Potential mechanism of C. difficile SlpA-mediated inflammation and intestinal barrier impairment. SlpA can disrupt tight junctions and subsequently may increase intestinal permeability in intestinal epithelial cells. It can also interact with TLR-4, leading to an increased level of proinflammatory mediators in the gut lumen.
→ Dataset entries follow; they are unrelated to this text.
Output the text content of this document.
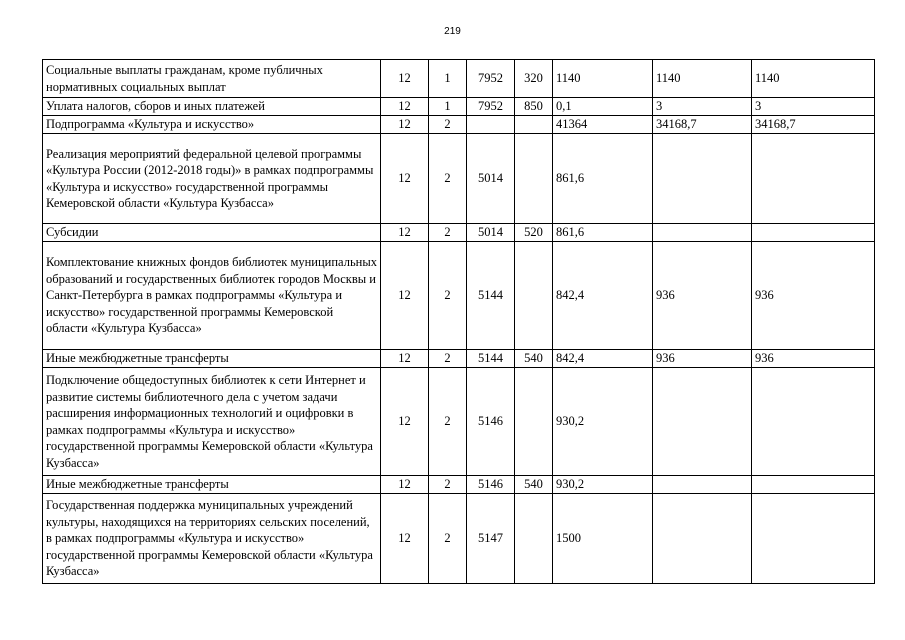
219
Социальные выплаты гражданам, кроме публичных нормативных социальных выплат	12	1	7952	320	1140	1140	1140
Уплата налогов, сборов и иных платежей	12	1	7952	850	0,1	3	3
Подпрограмма «Культура и искусство»	12	2			41364	34168,7	34168,7
Реализация мероприятий федеральной целевой программы «Культура России (2012-2018 годы)» в рамках подпрограммы «Культура и искусство» государственной программы Кемеровской области «Культура Кузбасса»	12	2	5014		861,6		
Субсидии	12	2	5014	520	861,6		
Комплектование книжных фондов библиотек муниципальных образований и государственных библиотек городов Москвы и Санкт-Петербурга в рамках подпрограммы «Культура и искусство» государственной программы Кемеровской области «Культура Кузбасса»	12	2	5144		842,4	936	936
Иные межбюджетные трансферты	12	2	5144	540	842,4	936	936
Подключение общедоступных библиотек к сети Интернет и развитие системы библиотечного дела с учетом задачи расширения информационных технологий и оцифровки в рамках подпрограммы «Культура и искусство» государственной программы Кемеровской области «Культура Кузбасса»	12	2	5146		930,2		
Иные межбюджетные трансферты	12	2	5146	540	930,2		
Государственная поддержка муниципальных учреждений культуры, находящихся на территориях сельских поселений, в рамках подпрограммы «Культура и искусство» государственной программы Кемеровской области «Культура Кузбасса»	12	2	5147		1500		
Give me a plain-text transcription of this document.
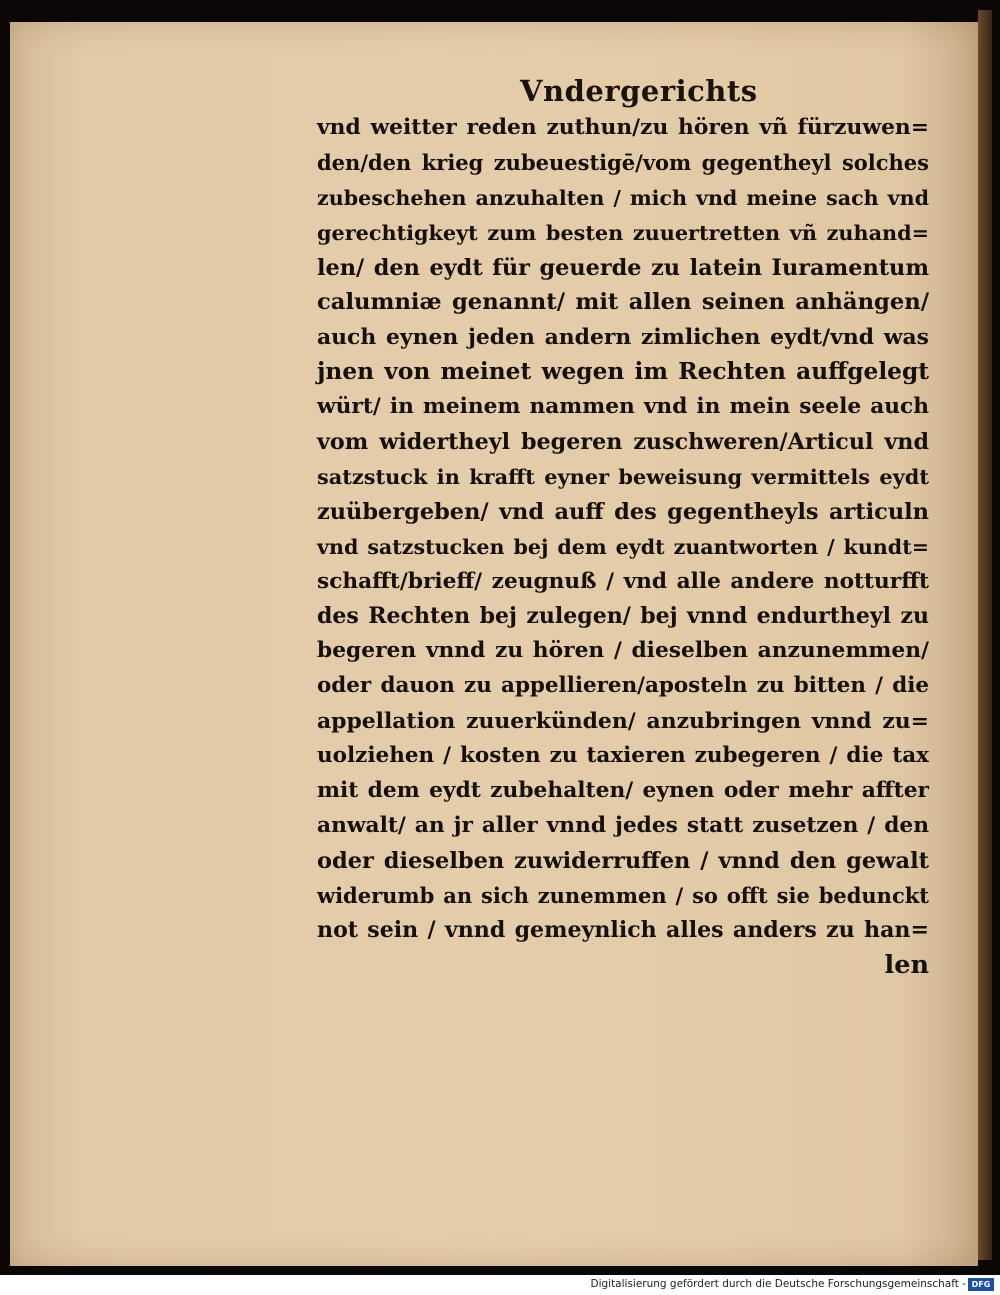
Vndergerichts
vnd weitter reden zuthun/zu hören vñ fürzuwen=
den/den krieg zubeuestigē/vom gegentheyl solches
zubeschehen anzuhalten / mich vnd meine sach vnd
gerechtigkeyt zum besten zuuertretten vñ zuhand=
len/ den eydt für geuerde zu latein Iuramentum
calumniæ genannt/ mit allen seinen anhängen/
auch eynen jeden andern zimlichen eydt/vnd was
jnen von meinet wegen im Rechten auffgelegt
würt/ in meinem nammen vnd in mein seele auch
vom widertheyl begeren zuschweren/Articul vnd
satzstuck in krafft eyner beweisung vermittels eydt
zuübergeben/ vnd auff des gegentheyls articuln
vnd satzstucken bej dem eydt zuantworten / kundt=
schafft/brieff/ zeugnuß / vnd alle andere notturfft
des Rechten bej zulegen/ bej vnnd endurtheyl zu
begeren vnnd zu hören / dieselben anzunemmen/
oder dauon zu appellieren/aposteln zu bitten / die
appellation zuuerkünden/ anzubringen vnnd zu=
uolziehen / kosten zu taxieren zubegeren / die tax
mit dem eydt zubehalten/ eynen oder mehr affter
anwalt/ an jr aller vnnd jedes statt zusetzen / den
oder dieselben zuwiderruffen / vnnd den gewalt
widerumb an sich zunemmen / so offt sie bedunckt
not sein / vnnd gemeynlich alles anders zu han=
len
Digitalisierung gefördert durch die Deutsche Forschungsgemeinschaft - DFG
In addition, SlpA can downregulate the expression of PPAR-γ, thereby promoting inflammatory response by activation of TLR-4/NF-κB pathway. Pretreatment of intestinal epithelial cells with PPAR-γ agonist can mitigate SlpA-induced tight junction disruption. PPAR-γ agonist can also reduce SlpA-induced inflammation in both intestinal epithelial cells and macrophages. Furthermore, SlpA is able to enhance the production of IL-1β, potentially by processing pro-IL-1β into its active form through the activation of inflammasome pathway.